Hello,
I am not too experienced with dataframes, and was hoping to also check my understanding. Currently I am using ROOT 6.14. Essentially I was considering what to do when I don’t simply want to filter data but rather divide it into two or more sets over the cut. As an example, say we have a dataframe with columns “p” and “x”. We want to divide it into 3 categories in p and take find the mean “x”, i.e.
float cut_edges[]={0.0,2.0,3.0, 99.0}; //cuts defining 3 categories, 99 used for infinity for simplicity
ROOT::RDataFrame df(inputTree, inputFile, "x");
float x_Mean[3];
Now, one could put this in a for loop e.g.
for(int i=0; i<3; i++){
double lowbound=cut_edges[i];
double highbound=cut_edges[i+1];
auto dfCut=df.Filter([lowbound,highbound](float p){return (p<highbound && p>lowbound);},{"p"});
x_Mean[i]=*dfCut.Mean("x");
}
, but that would require loop over the tree several times (assuming I understand correctly).
On the other hand, writing the for loop line by line instead could be lazily done correct? E.g.

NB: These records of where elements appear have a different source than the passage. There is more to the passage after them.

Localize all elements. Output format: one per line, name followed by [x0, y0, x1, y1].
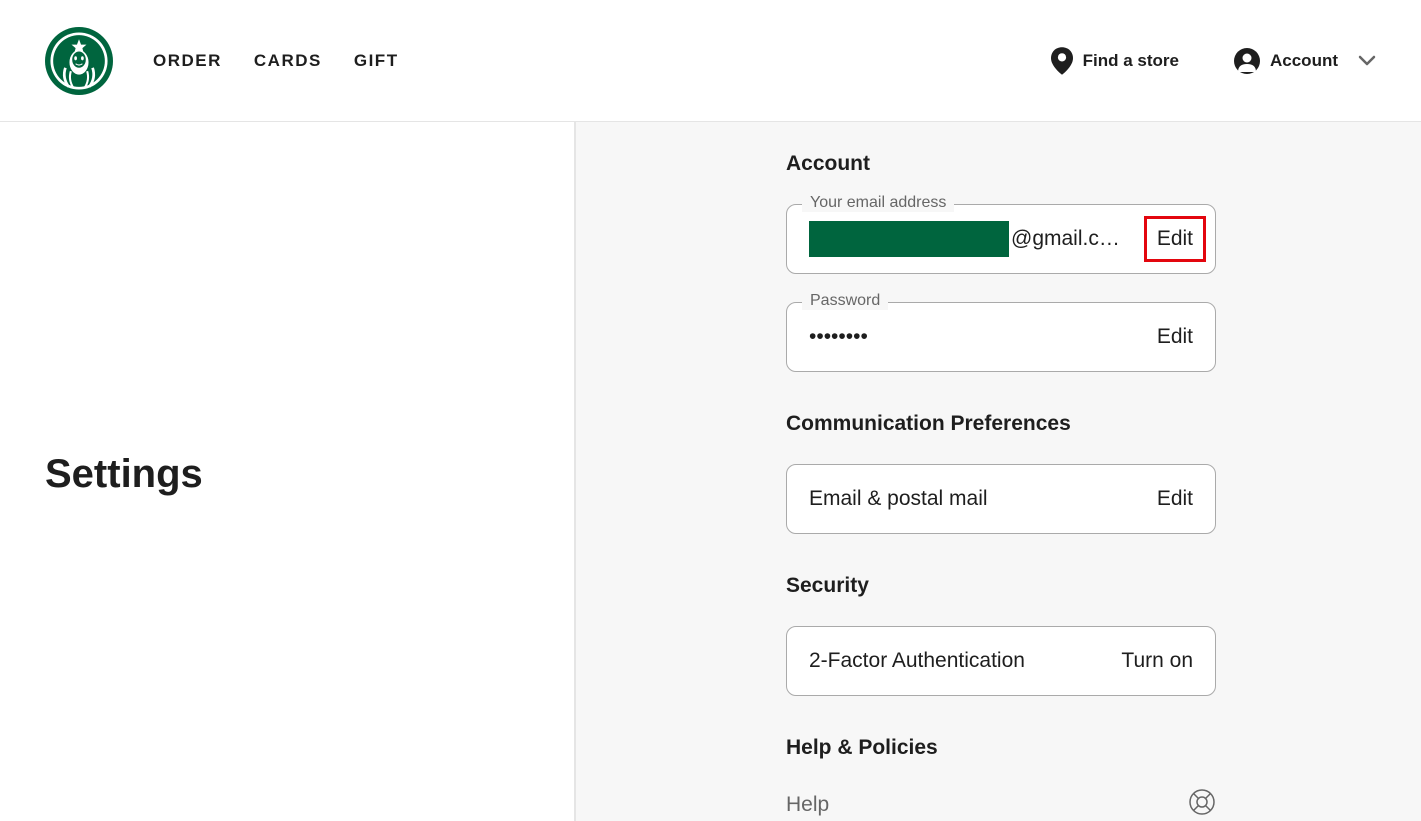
security-2fa-label: 2-Factor Authentication — [809, 649, 1025, 673]
email-edit-button[interactable]: Edit — [1144, 216, 1206, 262]
nav-cards[interactable]: CARDS — [254, 51, 322, 71]
email-field-label: Your email address — [802, 194, 954, 212]
security-section-title: Security — [786, 574, 1421, 598]
comm-section-title: Communication Preferences — [786, 412, 1421, 436]
header-right: Find a store Account — [1051, 47, 1376, 75]
comm-label: Email & postal mail — [809, 487, 988, 511]
email-suffix: @gmail.c… — [1011, 227, 1120, 251]
password-field-group: Password •••••••• Edit — [786, 302, 1216, 372]
security-2fa-row: 2-Factor Authentication Turn on — [786, 626, 1216, 696]
header-left: ORDER CARDS GIFT — [45, 27, 399, 95]
password-field-box: •••••••• Edit — [786, 302, 1216, 372]
help-row[interactable]: Help — [786, 788, 1216, 821]
main-area: Settings Account Your email address @gma… — [0, 122, 1421, 821]
chevron-down-icon — [1358, 52, 1376, 70]
email-value: @gmail.c… — [809, 221, 1120, 257]
comm-edit-button[interactable]: Edit — [1157, 487, 1193, 511]
page-title: Settings — [45, 452, 529, 497]
nav-gift[interactable]: GIFT — [354, 51, 399, 71]
find-store-label: Find a store — [1083, 51, 1179, 71]
email-field-box: @gmail.c… Edit — [786, 204, 1216, 274]
email-redacted-block — [809, 221, 1009, 257]
find-store-link[interactable]: Find a store — [1051, 47, 1179, 75]
account-section-title: Account — [786, 152, 1421, 176]
account-label: Account — [1270, 51, 1338, 71]
help-section-title: Help & Policies — [786, 736, 1421, 760]
settings-content: Account Your email address @gmail.c… Edi… — [576, 122, 1421, 821]
password-field-label: Password — [802, 292, 888, 310]
comm-preferences-row: Email & postal mail Edit — [786, 464, 1216, 534]
password-edit-button[interactable]: Edit — [1157, 325, 1193, 349]
sidebar: Settings — [0, 122, 576, 821]
account-icon — [1234, 48, 1260, 74]
email-field-group: Your email address @gmail.c… Edit — [786, 204, 1216, 274]
nav-links: ORDER CARDS GIFT — [153, 51, 399, 71]
password-value: •••••••• — [809, 325, 868, 349]
help-label: Help — [786, 793, 829, 817]
location-pin-icon — [1051, 47, 1073, 75]
starbucks-logo[interactable] — [45, 27, 113, 95]
main-header: ORDER CARDS GIFT Find a store A — [0, 0, 1421, 122]
nav-order[interactable]: ORDER — [153, 51, 222, 71]
lifebuoy-icon — [1188, 788, 1216, 821]
account-menu[interactable]: Account — [1234, 48, 1376, 74]
security-2fa-turnon-button[interactable]: Turn on — [1121, 649, 1193, 673]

auto dfCut1=df.Filter([cut_edges[0],cut_edges[1]](float p){return (p<cut_edges[1] && p>cut_edges[0]);},{"p"});
auto dfCut2=df.Filter([cut_edges[1],cut_edges[2]](float p){return (p<cut_edges[2] && p>cut_edges[1]);},{"p"});
auto dfCut3=df.Filter([cut_edges[2],cut_edges[3]](float p){return (p<cut_edges[3] && p>cut_edges[2]);},{"p"});
x_Mean[0]=*dfCut1.Mean("x");
x_Mean[1]=*dfCut2.Mean("x");
x_Mean[2]=*dfCut3.Mean("x");
Would this require only one loop through the data?
Now if I wanted an arbitrary number of divisions, this method becomes impractical, and I would think there is a more elegant way to divide up a dataframe. Is there any efficient ways of writing this sort of code? I didn’t see anything quite like it in the tutorials.